Support safer care

August 12, 2003|By Margaret E. O'Kane

WASHINGTON -- Republicans, backed by the American Medical Association, are lobbying for malpractice reform that caps payouts to patients for pain and suffering.

The medical establishment and the General Accounting Office, the investigative arm of Congress, say that fear of excessive payouts in malpractice cases is driving health care costs up through higher insurance premiums for doctors and unnecessary tests ordered by anxious physicians.

But Democrats and patient advocates oppose any reform that limits liability verdicts to, say, $250,000 per incidence, arguing that this is nowhere near enough to compensate patients for damages due to bodily harm caused by medical error.

The House of Representatives recently attacked a different part of the health care elephant, passing legislation in April that would create a voluntary national patient safety database for the reporting of medical errors. It would analyze submitted data and offer recommendations for future prevention. Doctors who participate would be held harmless.

Is nobody able to connect the dots here?

Malpractice doesn't happen in a vacuum. Most lawsuits are the direct result of medical errors. While some control of payouts may be highly desirable, malpractice caps do not address the problem of medical errors and the resultant harm to patients.

And, as the Institute of Medicine has made plain, most medical errors are not caused by bad doctors but by inadequate safeguards or antiquated systems. They include the continued use of paper medical records and prescriptions instead of computerized systems that help manage patient care, or which provide alerts to guard against inappropriate dosing or harmful interactions.

So patient safety and medical malpractice are already inextricably linked. What if they were linked in a legislative solution as well? Here's how it would work:

Doctors who participate in the voluntary national reporting initiative and who adopt systems that are known to support safer care would be given a "safe harbor" from runaway malpractice verdicts. Patients who use those doctors could feel secure that their caregivers are less likely to make errors and physicians would see the benefits of malpractice relief.

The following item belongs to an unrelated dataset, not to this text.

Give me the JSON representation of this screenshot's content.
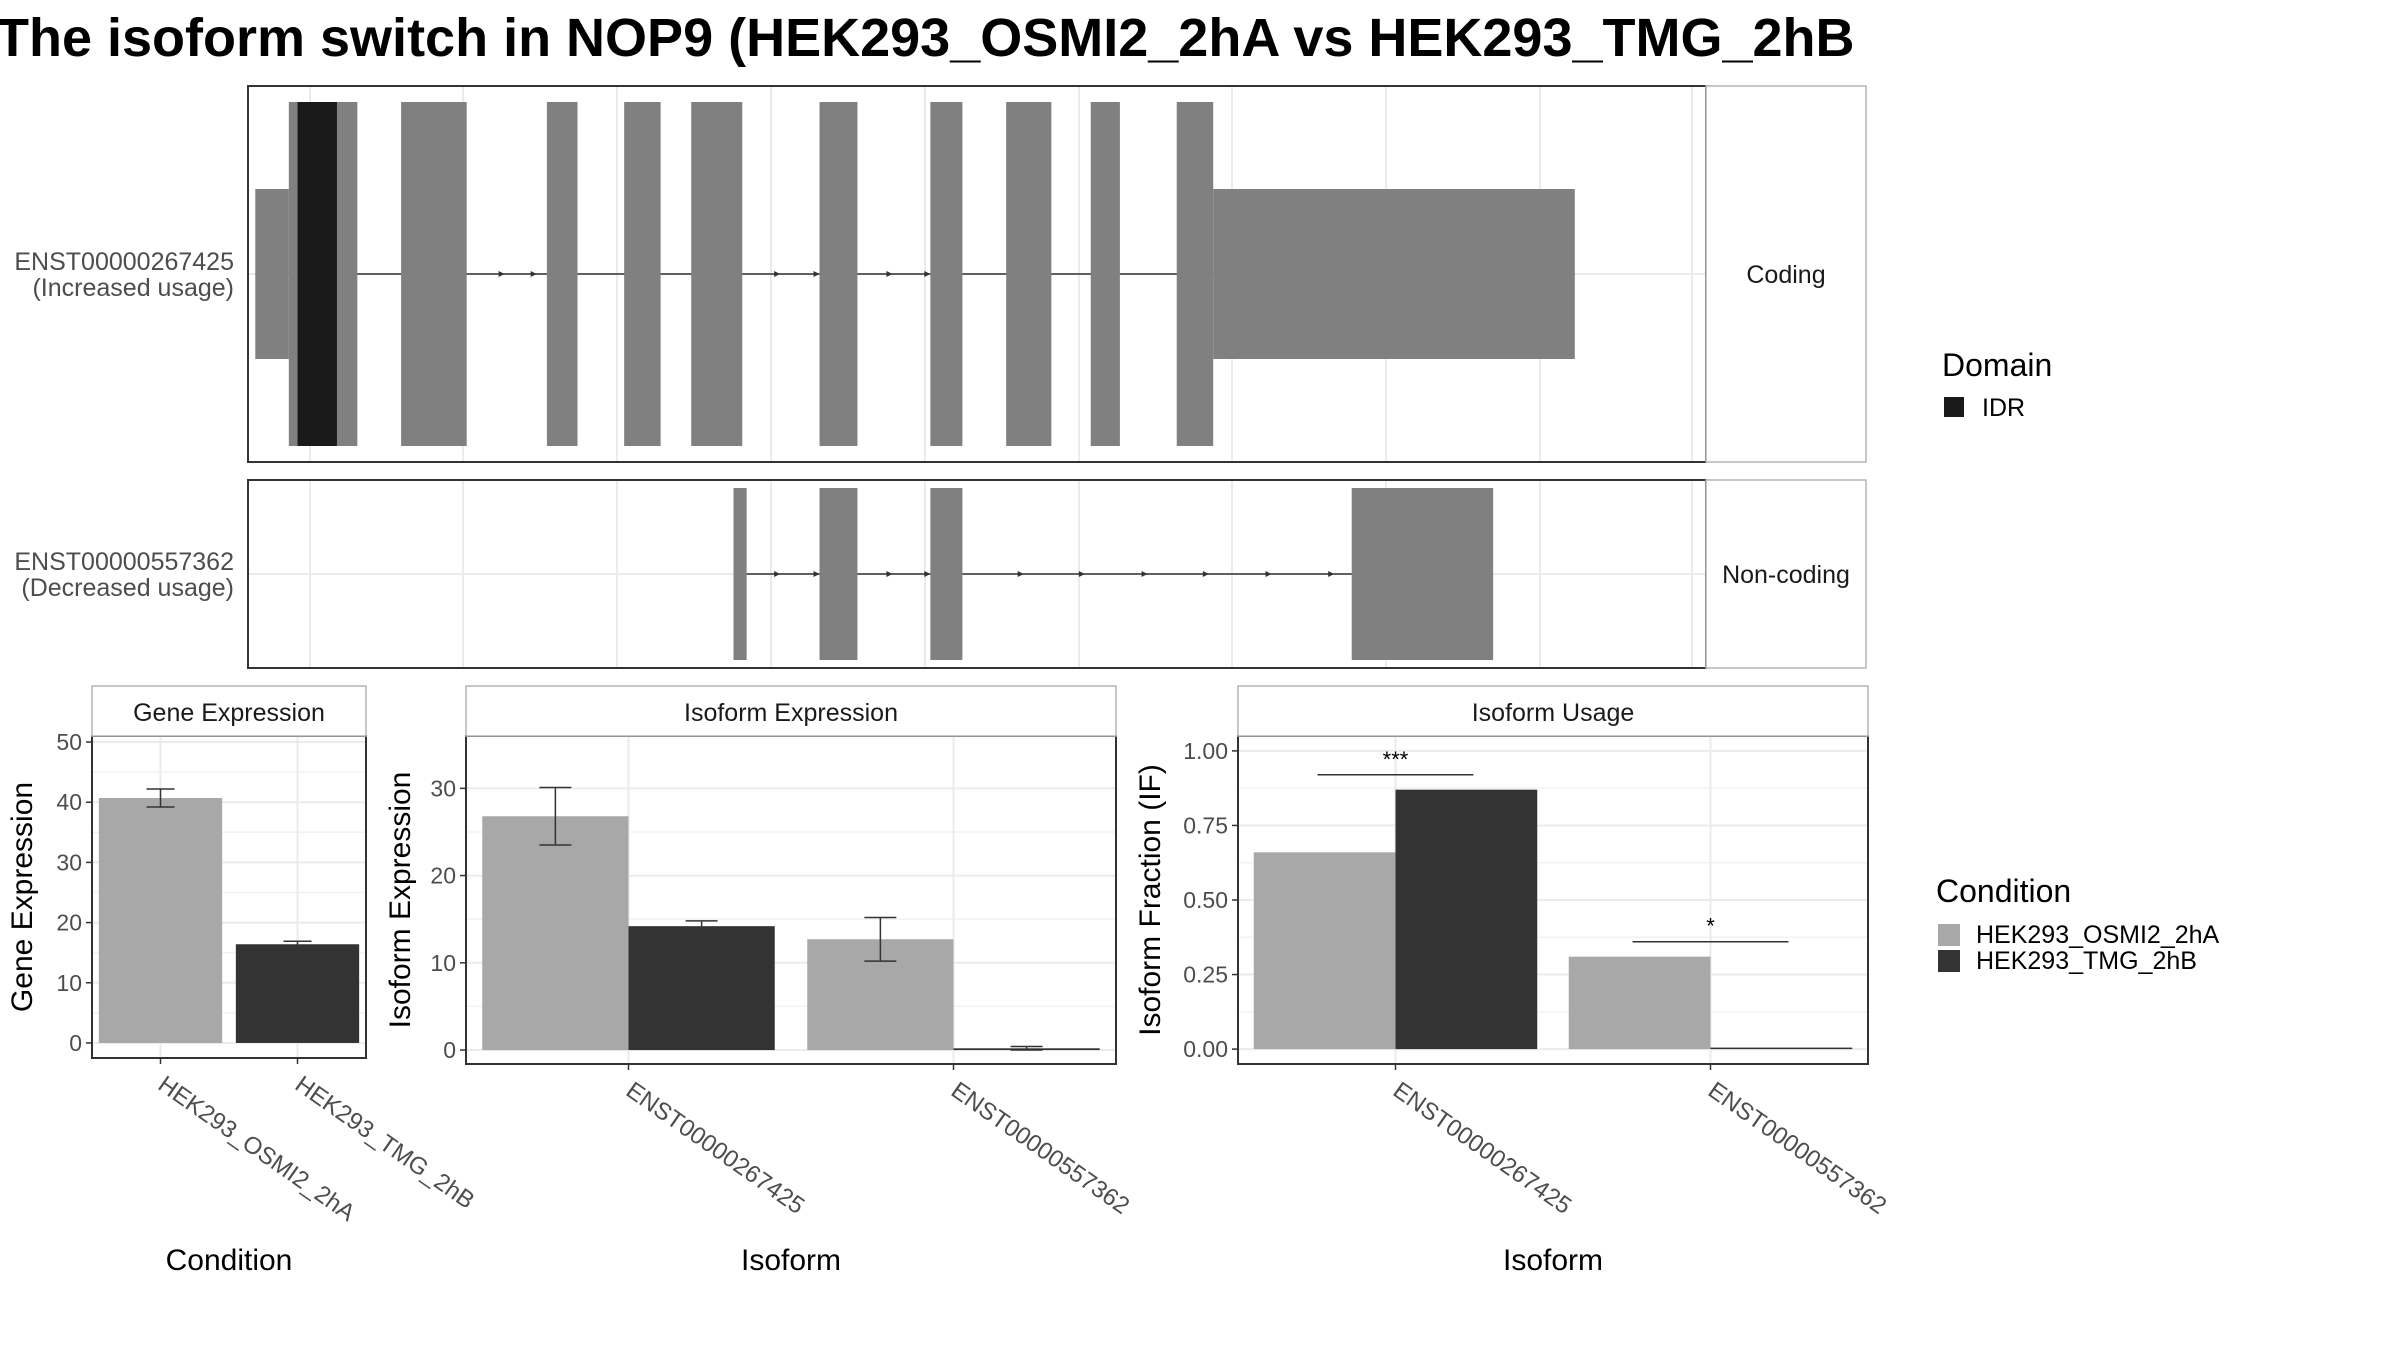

But free choice is retained. Physicians who prefer not to report or use systems that promote safe practice can do so, but they may pay the price in higher malpractice judgments and loss of clientele.

No doctor wants to be the cause of an error or the target of a lawsuit. But most physician practices or hospital-based providers cannot afford the investment in systems that support better care (for example, computerized prescription ordering), especially when they receive no financial incentives from malpractice insurers, consumers or payers for doing so.

But linking voluntary patient safety initiatives with protection from excessive malpractice judgments could provide the incentive doctors need to start investing in such systems. If malpractice insurers got on board by offering discounted premiums to physicians that made themselves accountable through the system, those savings could be put back into upgraded systems that help reduce errors.

In fact, there are several models for this kind of incentive operating around the country. One is in Colorado, where a physician-owned malpractice firm called COPIC provides liability insurance for the majority of licensed physicians. COPIC-insured physicians know they are expected to notify COPIC of any incidents that might result in a claim against them.

"We require our physicians to call in incidents," says COPIC's CEO, Dr. Jerome Buckley. "Anything that smells, feels, tastes like a problem or potential problem must be called in. Our physicians will never be penalized for calling in an incident. But they will definitely be penalized if they don't. If a claim is filed and we haven't heard about it from the doctor, he or she will get called before the underwriting committee."

COPIC also conducts an audit of physicians focused on the use of systems and processes that reduce error.

Any national effort to accomplish malpractice reform will only be successful to the extent that it attacks the cause of the lawsuits: medical errors. Legislation that links voluntary accountability for quality and patient safety with financial incentives will protect both patients and physicians.

Margaret E. O'Kane is president of the National Committee for Quality Assurance.